Nova raça de cachorro do Brasil ganha destaque internacional

O amor pelos cães no Brasil vai muito além dos nossos adorados vira-latas. Embora os "caramelos" tenham conquistado o coração de muitos após o sucesso de um filme na Netflix, as raças de cães também têm seu espaço na nossa cultura. Uma novidade que está em alta é o reconhecimento do buldogue campeiro, que pode, em breve, ser oficialmente reconhecido internacionalmente.
Em 2024, o buldogue campeiro deu um passo importante ao receber o reconhecimento provisório da FCI (Federação Cinológica Internacional). Essa entidade é responsável por regular e divulgar os padrões de raças caninas ao redor do mundo. Se tudo correr como esperado, ele irá se juntar a outras raças brasileiras que já têm sua oficialização, como o fila brasileiro e o terrier brasileiro, também conhecido como fox paulistinha.
Raiz gaúcha e espírito trabalhador
O nome já traz um pouco da sua história. Os buldogues campeiros descendem de buldogues ingleses que foram trazidos por imigrantes na região sul do Brasil. Fazendeiros locais realizaram cruzamentos para adaptar esses cães às suas necessidades, buscando um animal forte, ágil e capaz de lidar com o gado em terrenos desafiadores.

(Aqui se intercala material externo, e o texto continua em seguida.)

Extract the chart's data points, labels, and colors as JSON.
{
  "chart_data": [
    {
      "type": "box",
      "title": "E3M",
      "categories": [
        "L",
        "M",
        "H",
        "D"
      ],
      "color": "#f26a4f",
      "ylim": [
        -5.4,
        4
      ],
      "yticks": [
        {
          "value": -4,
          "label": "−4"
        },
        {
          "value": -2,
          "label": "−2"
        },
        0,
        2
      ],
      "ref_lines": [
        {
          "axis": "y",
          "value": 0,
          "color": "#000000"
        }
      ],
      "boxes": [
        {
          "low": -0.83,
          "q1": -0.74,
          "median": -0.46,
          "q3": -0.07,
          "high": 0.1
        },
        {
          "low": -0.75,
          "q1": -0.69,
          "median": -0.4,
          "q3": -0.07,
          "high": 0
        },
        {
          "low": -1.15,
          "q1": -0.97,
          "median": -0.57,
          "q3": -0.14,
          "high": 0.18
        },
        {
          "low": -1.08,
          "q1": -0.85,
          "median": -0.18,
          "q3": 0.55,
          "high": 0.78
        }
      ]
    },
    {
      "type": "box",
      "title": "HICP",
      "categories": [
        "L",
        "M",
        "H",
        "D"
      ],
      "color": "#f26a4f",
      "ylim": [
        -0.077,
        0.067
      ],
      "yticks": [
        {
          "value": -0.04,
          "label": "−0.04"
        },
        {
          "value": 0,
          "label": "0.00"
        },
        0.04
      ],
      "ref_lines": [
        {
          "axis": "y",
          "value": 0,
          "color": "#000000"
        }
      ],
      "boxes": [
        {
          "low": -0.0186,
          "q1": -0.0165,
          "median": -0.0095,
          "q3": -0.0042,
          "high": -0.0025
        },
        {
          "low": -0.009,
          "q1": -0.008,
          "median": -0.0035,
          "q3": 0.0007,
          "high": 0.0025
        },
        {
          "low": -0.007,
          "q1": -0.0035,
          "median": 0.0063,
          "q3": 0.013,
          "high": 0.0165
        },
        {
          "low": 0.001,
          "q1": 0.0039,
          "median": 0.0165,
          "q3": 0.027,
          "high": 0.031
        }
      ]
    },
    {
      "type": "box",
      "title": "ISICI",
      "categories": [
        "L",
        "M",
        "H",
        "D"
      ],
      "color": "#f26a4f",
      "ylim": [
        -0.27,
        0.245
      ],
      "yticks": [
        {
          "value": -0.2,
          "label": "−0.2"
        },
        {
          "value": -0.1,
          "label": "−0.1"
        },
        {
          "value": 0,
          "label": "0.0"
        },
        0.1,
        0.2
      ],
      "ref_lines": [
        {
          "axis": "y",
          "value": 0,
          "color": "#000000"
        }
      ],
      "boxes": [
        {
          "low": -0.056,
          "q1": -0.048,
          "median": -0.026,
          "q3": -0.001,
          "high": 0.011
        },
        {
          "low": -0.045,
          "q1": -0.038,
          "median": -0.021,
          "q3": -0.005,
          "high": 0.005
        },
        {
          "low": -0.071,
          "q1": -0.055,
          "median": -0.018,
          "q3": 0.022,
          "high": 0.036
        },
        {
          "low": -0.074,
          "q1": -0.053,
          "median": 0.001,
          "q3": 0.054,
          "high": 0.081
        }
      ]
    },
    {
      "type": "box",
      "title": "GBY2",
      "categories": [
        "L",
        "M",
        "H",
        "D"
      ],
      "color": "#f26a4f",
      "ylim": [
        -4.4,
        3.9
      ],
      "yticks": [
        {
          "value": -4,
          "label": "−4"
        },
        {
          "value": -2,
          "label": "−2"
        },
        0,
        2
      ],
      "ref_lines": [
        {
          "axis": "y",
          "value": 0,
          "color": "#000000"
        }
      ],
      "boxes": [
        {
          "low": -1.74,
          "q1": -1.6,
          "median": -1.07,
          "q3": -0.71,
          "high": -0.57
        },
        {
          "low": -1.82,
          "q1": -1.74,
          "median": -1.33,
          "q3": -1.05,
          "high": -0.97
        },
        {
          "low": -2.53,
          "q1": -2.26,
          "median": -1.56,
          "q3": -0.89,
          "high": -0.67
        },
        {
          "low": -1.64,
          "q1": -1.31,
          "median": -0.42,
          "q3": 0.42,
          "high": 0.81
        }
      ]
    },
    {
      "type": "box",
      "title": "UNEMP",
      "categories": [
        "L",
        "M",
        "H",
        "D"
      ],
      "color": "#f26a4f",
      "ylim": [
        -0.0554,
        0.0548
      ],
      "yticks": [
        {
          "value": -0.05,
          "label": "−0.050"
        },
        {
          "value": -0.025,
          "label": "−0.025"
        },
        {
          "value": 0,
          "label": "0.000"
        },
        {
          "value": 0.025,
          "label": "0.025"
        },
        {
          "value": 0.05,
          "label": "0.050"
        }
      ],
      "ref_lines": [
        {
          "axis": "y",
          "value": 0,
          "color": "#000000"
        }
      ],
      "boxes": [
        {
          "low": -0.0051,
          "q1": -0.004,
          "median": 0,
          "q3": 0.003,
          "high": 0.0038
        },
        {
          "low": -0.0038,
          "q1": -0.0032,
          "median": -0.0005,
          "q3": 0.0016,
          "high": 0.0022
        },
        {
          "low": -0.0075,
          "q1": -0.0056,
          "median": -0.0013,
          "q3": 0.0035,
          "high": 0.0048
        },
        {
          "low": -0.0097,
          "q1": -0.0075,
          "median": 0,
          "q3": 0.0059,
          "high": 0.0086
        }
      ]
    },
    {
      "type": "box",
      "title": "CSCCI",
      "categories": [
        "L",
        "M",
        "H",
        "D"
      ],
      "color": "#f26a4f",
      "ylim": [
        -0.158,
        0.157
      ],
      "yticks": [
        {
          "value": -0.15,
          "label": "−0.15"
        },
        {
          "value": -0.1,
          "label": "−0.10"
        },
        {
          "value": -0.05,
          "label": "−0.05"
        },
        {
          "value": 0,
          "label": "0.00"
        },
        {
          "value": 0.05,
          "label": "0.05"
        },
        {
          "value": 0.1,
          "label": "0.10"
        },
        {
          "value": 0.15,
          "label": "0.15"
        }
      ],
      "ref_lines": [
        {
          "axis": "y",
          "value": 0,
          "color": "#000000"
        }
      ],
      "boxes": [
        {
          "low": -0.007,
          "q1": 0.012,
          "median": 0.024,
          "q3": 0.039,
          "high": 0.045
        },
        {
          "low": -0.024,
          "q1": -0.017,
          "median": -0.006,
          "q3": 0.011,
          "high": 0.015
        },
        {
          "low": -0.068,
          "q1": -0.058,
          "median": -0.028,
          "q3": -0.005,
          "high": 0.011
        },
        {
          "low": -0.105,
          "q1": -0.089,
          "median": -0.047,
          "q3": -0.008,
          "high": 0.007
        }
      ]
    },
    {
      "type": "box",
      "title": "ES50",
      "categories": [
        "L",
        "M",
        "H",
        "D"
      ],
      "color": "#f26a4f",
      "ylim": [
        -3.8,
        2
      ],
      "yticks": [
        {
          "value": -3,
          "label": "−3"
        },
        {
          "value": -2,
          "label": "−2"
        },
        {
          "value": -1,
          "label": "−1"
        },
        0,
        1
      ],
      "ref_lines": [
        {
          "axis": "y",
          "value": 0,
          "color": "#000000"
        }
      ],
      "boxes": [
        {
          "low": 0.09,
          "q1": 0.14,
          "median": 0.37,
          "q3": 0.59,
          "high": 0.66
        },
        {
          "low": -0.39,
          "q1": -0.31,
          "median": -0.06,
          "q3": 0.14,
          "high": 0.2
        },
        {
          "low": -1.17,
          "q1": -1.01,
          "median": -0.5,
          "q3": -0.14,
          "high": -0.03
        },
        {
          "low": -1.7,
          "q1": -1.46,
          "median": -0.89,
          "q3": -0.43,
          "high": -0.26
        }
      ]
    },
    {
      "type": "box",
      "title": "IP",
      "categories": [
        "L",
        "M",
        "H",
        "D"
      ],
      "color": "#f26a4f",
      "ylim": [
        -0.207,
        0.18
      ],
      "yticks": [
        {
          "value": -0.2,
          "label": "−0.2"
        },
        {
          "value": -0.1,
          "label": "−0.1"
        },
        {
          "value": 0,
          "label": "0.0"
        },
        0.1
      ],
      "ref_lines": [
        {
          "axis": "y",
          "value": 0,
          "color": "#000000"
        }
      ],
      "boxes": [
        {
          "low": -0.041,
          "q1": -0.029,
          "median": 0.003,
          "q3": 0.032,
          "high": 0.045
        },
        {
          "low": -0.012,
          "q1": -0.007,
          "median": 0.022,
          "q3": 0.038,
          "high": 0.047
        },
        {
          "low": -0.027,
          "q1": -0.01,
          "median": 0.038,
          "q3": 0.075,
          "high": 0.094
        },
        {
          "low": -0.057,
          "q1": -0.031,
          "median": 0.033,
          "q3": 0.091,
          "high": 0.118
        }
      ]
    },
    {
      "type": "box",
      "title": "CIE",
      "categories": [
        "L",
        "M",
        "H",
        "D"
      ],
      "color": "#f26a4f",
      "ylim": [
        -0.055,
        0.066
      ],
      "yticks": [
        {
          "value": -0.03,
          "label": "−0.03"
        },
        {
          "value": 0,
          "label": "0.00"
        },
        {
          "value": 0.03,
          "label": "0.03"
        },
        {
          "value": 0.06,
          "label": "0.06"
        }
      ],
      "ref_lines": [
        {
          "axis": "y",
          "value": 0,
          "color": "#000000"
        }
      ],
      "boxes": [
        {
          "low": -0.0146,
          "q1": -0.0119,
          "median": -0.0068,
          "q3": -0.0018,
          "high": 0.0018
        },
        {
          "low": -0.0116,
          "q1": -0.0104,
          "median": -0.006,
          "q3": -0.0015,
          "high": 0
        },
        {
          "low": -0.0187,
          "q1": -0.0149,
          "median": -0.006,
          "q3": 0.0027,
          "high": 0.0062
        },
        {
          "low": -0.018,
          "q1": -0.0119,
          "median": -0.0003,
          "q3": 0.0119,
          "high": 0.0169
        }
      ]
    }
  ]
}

Esses cães também foram essenciais em abatedouros, ajudando a contabilizar o gado. A descrição oficial da CBKC (Confederação Brasileira de Cinofilia) destaca suas principais características: um cão robusto, com a cabeça larga, uma mandíbula firme e um focinho forte o suficiente para segurar um boi. Nos anos 1960, a raça se espalhou pelo Centro-Oeste, acompanhando os gaúchos que migraram para Mato Grosso do Sul. Porém, com o surgimento de novas raças e mudanças nas normas sanitárias, o uso do buldogue campeiro diminuiu.
Resgate e reconhecimento
Graças ao trabalho de criadores no Rio Grande do Sul, a raça foi resgatada e padronizada. A CBKC começou a promover e proteger a raça, permitindo o registro oficial dos cães e iniciando o processo para o reconhecimento internacional. Em 2023, já contávamos com cerca de 13 mil cães da raça registrados, predominantemente no sul do Brasil, além de Uruguai e Argentina. Alguns deles começaram a ser exportados para outros continentes.
Ricardo Torre-Simões, diretor técnico da CBKC, destaca a rusticidade como a principal característica do buldogue campeiro. “É um cão que suporta o trabalho no campo e pode ficar longos períodos sem supervisão direta”, explica. Em termos de temperamento, ele é leal, protetor e carinhoso. “Mesmo sem boiada, ele se adapta bem à vida familiar, convive tranquilamente com crianças e cuida da casa.”
Força, proporção e elegância
O padrão físico do buldogue campeiro é bem específico. Eles são de porte médio, com pelo curto, corpo compacto e musculoso. As fêmeas costumam ser um pouco maiores que os machos. A cabeça deve ser ampla e robusta, mas sem rugas em excesso. O focinho ideal deve medir de um terço a um quarto do comprimento da cabeça, com olhos ovais e pelagem variada. Esses detalhes são cruciais para manter a uniformidade entre os cães e preservar as características que tornam a raça única.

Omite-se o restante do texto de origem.